We paid €310,000 to advisors on the city's bin collection mess
THE taxpayer footed a €310,000 bill for advice on the disastrous sale of the city's bin service -- not the €250,000 previously stated.
Fresh details have emerged on the controversial consultancy contract, awarded to Ernst and Young, to ensure a smooth privatisation of the service.
The Herald can today reveal that Dublin City Council forked out a jaw-dropping €310,822, despite telling us that it signed a €250,000 contract.
Information supplied to Independent councillor Nial Ring reveals that council management clocked up a much larger consultancy bill than it previously admitted.
Public fury over the running of the service under the new operator, Greyhound Recycling and Recovery, has failed to let up this week.
One North Dublin resident contacted the Herald to say mice had been spotted in their bins as they had not been collected in days. In response to a series of questions about the controversial consultancy contract, executive manager Damian Drumm said that the cost was "€256,878 ex-VAT".
This means that the overall cost including VAT of 21pc came to €310,822.
And fresh details have also emerged of the exact work carried out by the firm's officials in return for the hefty fee.
Mr Drumm told Cllr Ring: "The work involved contacting waste management operators to establish interest in taking on the waste collection throughout the city, preparation of an information pack and inviting initial submissions from waste operators, preparation of a data room and processing of offers from initial receipt to final acceptance and arranging final agreement."

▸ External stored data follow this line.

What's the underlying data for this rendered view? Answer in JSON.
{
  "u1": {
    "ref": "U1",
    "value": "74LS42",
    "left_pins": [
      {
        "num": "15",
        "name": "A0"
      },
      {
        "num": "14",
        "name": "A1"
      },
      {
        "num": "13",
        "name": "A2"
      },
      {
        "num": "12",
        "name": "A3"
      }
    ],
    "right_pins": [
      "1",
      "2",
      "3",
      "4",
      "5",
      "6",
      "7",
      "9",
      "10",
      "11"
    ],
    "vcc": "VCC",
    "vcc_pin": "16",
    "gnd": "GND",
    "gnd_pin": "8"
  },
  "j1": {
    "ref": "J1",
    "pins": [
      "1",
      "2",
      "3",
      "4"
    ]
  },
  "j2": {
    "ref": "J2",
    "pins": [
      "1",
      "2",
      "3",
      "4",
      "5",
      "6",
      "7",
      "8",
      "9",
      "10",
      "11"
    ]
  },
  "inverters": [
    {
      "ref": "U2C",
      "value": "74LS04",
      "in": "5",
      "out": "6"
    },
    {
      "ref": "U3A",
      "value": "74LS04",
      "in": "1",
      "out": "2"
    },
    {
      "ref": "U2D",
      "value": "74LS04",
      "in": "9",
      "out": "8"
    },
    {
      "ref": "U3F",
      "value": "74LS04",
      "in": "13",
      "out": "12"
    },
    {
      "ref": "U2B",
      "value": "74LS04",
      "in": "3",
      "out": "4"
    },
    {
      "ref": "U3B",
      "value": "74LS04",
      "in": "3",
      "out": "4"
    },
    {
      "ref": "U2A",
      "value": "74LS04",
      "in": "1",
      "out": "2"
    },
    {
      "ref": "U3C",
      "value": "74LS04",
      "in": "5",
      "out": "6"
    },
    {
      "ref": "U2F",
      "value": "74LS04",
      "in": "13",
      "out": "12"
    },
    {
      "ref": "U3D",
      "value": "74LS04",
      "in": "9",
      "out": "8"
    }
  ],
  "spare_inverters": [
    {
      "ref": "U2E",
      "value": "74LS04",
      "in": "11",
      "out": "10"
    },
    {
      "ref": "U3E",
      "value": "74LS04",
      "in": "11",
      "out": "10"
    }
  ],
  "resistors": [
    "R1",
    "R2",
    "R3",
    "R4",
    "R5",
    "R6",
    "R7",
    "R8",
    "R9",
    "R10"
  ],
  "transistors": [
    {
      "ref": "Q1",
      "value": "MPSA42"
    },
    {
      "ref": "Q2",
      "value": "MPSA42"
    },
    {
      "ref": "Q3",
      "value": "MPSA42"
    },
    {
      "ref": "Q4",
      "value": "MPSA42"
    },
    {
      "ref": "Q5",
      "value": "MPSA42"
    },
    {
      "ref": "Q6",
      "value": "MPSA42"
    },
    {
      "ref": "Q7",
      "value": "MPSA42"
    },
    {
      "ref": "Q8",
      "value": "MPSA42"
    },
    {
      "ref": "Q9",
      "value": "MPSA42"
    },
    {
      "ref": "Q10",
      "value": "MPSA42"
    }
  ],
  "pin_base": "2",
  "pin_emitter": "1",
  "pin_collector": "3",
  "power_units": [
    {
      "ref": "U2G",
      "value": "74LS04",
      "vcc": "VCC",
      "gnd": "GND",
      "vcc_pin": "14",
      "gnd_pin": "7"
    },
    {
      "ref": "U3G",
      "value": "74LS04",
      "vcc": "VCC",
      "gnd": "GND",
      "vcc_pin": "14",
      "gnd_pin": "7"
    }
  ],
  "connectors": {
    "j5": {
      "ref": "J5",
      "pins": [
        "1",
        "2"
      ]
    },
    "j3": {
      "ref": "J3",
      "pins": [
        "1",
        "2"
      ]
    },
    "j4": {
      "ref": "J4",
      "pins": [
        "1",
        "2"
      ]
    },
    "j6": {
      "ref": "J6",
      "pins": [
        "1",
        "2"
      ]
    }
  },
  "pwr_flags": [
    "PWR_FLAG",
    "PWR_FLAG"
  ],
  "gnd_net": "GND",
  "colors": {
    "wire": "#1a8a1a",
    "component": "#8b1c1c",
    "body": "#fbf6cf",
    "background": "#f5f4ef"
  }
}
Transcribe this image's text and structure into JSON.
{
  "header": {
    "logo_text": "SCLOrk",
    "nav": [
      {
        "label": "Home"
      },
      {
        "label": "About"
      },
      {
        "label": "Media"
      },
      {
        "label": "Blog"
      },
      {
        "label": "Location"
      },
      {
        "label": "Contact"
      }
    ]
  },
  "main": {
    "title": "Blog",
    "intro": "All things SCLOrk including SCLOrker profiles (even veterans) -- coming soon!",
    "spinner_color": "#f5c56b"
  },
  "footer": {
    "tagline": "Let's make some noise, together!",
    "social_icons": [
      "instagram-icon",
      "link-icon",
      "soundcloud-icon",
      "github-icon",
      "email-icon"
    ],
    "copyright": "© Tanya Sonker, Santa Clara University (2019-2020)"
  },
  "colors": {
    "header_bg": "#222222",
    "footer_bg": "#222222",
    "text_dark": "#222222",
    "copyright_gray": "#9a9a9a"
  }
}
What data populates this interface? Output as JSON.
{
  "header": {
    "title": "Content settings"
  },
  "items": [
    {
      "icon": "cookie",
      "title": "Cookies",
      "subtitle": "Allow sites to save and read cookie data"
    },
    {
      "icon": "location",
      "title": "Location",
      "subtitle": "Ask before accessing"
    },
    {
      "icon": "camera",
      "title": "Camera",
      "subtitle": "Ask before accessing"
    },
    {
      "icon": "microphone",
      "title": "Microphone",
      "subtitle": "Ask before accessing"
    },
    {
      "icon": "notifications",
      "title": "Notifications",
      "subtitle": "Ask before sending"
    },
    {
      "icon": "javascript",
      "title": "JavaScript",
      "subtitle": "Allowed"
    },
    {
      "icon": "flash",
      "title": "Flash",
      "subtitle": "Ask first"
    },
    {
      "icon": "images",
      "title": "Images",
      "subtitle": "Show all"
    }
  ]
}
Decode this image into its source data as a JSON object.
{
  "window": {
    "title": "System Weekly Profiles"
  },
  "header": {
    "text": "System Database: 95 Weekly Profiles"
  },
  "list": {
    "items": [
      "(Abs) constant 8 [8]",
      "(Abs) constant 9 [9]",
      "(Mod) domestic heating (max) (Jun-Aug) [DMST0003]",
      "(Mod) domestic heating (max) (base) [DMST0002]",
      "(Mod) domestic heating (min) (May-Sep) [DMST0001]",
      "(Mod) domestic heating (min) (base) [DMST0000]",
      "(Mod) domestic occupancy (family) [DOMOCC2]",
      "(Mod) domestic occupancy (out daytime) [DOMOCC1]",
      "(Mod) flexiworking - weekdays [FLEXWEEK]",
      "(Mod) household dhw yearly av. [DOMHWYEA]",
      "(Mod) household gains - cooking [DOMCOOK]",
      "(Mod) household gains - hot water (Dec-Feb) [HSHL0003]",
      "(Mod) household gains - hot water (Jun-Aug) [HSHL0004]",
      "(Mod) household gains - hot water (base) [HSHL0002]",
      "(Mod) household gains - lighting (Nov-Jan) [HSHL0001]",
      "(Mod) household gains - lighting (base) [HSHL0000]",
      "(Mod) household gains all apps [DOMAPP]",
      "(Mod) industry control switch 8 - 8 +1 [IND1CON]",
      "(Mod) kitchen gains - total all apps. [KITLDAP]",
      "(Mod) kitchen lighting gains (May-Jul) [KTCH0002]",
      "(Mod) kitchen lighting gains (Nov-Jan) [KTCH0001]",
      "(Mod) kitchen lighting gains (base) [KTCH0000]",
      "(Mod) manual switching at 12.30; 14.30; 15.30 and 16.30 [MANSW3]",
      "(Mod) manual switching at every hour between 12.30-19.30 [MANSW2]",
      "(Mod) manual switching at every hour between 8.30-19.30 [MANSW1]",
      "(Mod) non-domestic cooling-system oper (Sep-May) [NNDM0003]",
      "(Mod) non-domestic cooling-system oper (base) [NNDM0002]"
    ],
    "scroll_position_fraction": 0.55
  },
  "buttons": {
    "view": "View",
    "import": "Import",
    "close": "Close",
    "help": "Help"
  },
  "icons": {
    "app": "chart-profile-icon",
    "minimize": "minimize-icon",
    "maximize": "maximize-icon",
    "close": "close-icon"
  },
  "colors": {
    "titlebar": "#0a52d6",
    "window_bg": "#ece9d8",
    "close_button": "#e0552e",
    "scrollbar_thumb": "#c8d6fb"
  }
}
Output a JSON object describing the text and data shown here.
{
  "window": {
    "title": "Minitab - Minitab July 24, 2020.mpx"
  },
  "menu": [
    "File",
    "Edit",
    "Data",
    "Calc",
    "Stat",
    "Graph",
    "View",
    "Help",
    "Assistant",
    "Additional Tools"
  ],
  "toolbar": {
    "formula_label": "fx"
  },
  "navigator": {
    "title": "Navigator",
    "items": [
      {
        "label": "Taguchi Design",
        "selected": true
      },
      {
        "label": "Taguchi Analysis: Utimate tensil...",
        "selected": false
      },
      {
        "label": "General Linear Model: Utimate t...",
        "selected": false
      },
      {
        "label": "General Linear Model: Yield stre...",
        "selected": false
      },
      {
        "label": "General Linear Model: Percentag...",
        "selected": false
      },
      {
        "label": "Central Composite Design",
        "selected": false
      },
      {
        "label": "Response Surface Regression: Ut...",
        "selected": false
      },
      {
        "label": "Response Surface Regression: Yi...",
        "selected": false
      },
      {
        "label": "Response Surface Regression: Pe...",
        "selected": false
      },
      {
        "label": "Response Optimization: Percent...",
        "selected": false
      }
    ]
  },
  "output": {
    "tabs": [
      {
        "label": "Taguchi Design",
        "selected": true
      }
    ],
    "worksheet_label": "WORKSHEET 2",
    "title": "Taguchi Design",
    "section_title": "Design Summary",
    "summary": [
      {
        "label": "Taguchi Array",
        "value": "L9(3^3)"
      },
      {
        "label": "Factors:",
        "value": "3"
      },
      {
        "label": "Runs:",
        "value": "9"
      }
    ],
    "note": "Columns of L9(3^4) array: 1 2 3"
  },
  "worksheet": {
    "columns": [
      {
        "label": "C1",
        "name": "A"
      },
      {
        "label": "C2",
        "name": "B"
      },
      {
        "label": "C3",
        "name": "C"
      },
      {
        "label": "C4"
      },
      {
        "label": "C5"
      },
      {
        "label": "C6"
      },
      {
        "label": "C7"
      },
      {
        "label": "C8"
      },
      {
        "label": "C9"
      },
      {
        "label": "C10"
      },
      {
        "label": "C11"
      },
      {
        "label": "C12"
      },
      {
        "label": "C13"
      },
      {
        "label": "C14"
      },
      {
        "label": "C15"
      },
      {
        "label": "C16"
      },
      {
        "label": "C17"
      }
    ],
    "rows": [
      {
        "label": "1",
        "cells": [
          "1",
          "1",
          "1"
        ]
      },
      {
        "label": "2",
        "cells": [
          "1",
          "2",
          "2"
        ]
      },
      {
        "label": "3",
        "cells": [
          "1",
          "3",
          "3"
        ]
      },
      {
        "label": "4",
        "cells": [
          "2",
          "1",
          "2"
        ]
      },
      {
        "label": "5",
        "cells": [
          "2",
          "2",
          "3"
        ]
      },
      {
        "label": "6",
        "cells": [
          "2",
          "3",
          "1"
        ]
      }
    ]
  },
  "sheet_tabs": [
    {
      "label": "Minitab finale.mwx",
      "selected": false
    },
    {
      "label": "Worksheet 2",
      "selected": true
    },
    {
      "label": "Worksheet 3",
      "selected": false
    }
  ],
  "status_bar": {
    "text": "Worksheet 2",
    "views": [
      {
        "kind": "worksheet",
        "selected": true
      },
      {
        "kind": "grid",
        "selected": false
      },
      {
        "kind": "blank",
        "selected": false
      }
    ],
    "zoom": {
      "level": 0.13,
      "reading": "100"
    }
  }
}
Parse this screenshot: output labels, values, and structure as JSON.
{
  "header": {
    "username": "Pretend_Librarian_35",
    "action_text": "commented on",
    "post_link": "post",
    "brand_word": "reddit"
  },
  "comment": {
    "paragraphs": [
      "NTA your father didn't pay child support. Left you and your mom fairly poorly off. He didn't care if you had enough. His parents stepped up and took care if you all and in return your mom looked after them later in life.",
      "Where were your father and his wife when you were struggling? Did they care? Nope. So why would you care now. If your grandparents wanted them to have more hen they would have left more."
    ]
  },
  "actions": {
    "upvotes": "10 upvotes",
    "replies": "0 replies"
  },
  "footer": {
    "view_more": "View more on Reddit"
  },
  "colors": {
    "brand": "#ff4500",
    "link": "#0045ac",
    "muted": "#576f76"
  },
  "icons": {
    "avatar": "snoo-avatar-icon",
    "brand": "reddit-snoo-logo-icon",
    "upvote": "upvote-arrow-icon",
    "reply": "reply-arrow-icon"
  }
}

An estimate of over €462,000 was made initially for the consultancy work -- but this was reduced by Ernst and Young "on the basis that they could use their previous experience in assisting the city council".
The company had previously advised other local authorities with regard to exiting the waste collection service.
Cllr Ring today slammed the council. "It's insulting to the people of this city that first the council would make a hames of the entire privatisation service and then they would not come clean on how much the true cost of the Ernst and Young contract came to. This is extraordinary money to say the least."